Perché il soffrire è sicuro
E il comprendere oscuro,
Perché la voglia palese e gioconda
Miserabilmente giu’ sprofonda?
Non cosi’ promettesti, fanciullezza!
Quand’ero appena scàlpito o riposo
Nel vento del mio prato:
Quando sorbivo il vivere gustoso,
Inconscio e ghiotto come il mio palato;
Quando l’aroma dei sogni alitava
Dall’accesa corolla dei sensi
Al presagio lucente dell’ebbrezza,
Oh adesion di gioia
Oh creazion d’un mondo
Ch’ora inseguo vanamente e sfuggo,
Che mi fa quale non sono
E piu’ lontano dove piu’ mi struggo!
Or, come il sangue qui in me,
Necessario e tortuoso
Son dentro nella vita;
incertamente la memoria grava
Il mucchio del passato,
E preciso al suo luogo spietato
Con paura e dolore il presente s’incastra.

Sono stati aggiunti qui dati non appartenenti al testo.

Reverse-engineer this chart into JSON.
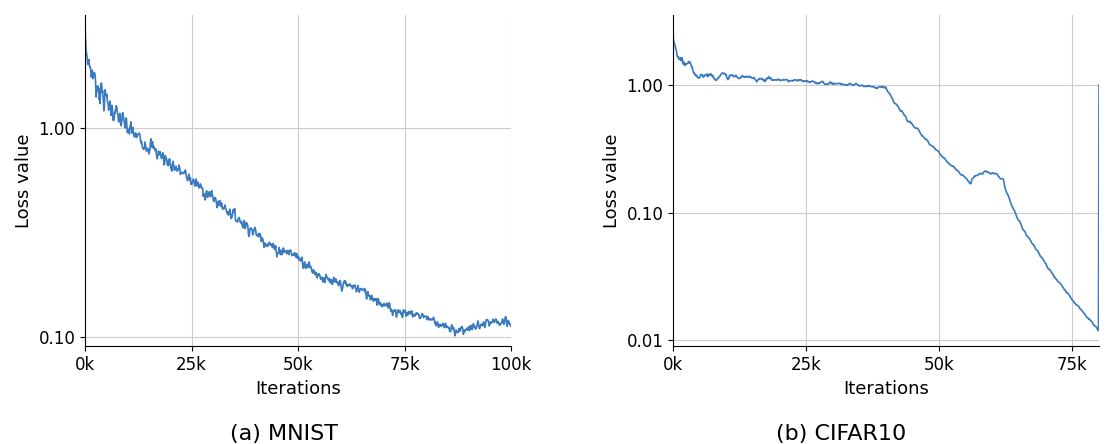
{
  "line_color": "#3a7abf",
  "line_width": 1.2,
  "ylabel": "Loss value",
  "xlabel": "Iterations",
  "background_color": "#ffffff",
  "grid_color": "#cccccc",
  "caption_fontsize": 16,
  "mnist": {
    "title": "(a) MNIST",
    "xlim": [
      0,
      100000
    ],
    "ylim": [
      0.09,
      3.5
    ],
    "xticks": [
      0,
      25000,
      50000,
      75000,
      100000
    ],
    "xticklabels": [
      "0k",
      "25k",
      "50k",
      "75k",
      "100k"
    ],
    "yticks": [
      0.1,
      1.0
    ],
    "yticklabels": [
      "0.10",
      "1.00"
    ]
  },
  "cifar": {
    "title": "(b) CIFAR10",
    "xlim": [
      0,
      80000
    ],
    "ylim": [
      0.009,
      3.5
    ],
    "xticks": [
      0,
      25000,
      50000,
      75000
    ],
    "xticklabels": [
      "0k",
      "25k",
      "50k",
      "75k"
    ],
    "yticks": [
      0.01,
      0.1,
      1.0
    ],
    "yticklabels": [
      "0.01",
      "0.10",
      "1.00"
    ]
  }
}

Nel sonno odiato l’unico inganno:
Ma, forra a svolto improvviso di monte,
Sembra il risveglio un terribile agguato
Dove l’ansia e l’avvenire
Sbarrin minacce senza scampo
Chiedan risposte senza tregua,
mentre è sgomento l’ascoltare intorno
Spoltrirsi alla fatica ancora il giorno.
Come saetta ch’aria in luce stringe,
O realtà, essere in te vorrei:
Ma in un concreto e alterno
Svariar perdo il senso
Del tuo vortice eterno.
Da te nascendo vano sfumo via,
(Vapore sull’acqua d’inverno):
E il sentirlo m’è duro e non voglio
La tua offerta tremenda;
E non voglio che voi, o pochi saggi
Dell’immortal vicenda,
siate piu’ vivi della mia carne sciocca;
Io credeva morir per natura
Chi senza speranza dolorasse,
E matura la polpa siull’anima secca
Mi cresce a dispetto piu’ bella!
Terso vigor di zampillo,
Quiete di riso tranquillo,
Paga blandizie del senso,
Labile cosa del tempo
Fra labili cose io sia:
Ma nell’urto del piccolo piede
Il passo divino ascoltare,
tacita guida a chi crede
(da Frammenti lirici)
S.COMUNIONE
Inerte e informe giaccio con me stesso.
Mentre Gesu’ all’universo intende,
pensier ha pur di me confitto in letto;
e muove e tempo e gente, onde fedele
con l’Ostia amante giunge nel mio petto:
-Ricordi me!- esclamo con Daniele
Allor che nella fossa vide cena.
Quasi a risveglio qualcosa in me vuole:
Mamma di Paradiso mi raccoglie,
Mi eleva al Cuor del Figlio che m’incendia
E al Trinitario Focolar rapisce
In seno all’infinito amor del Padre.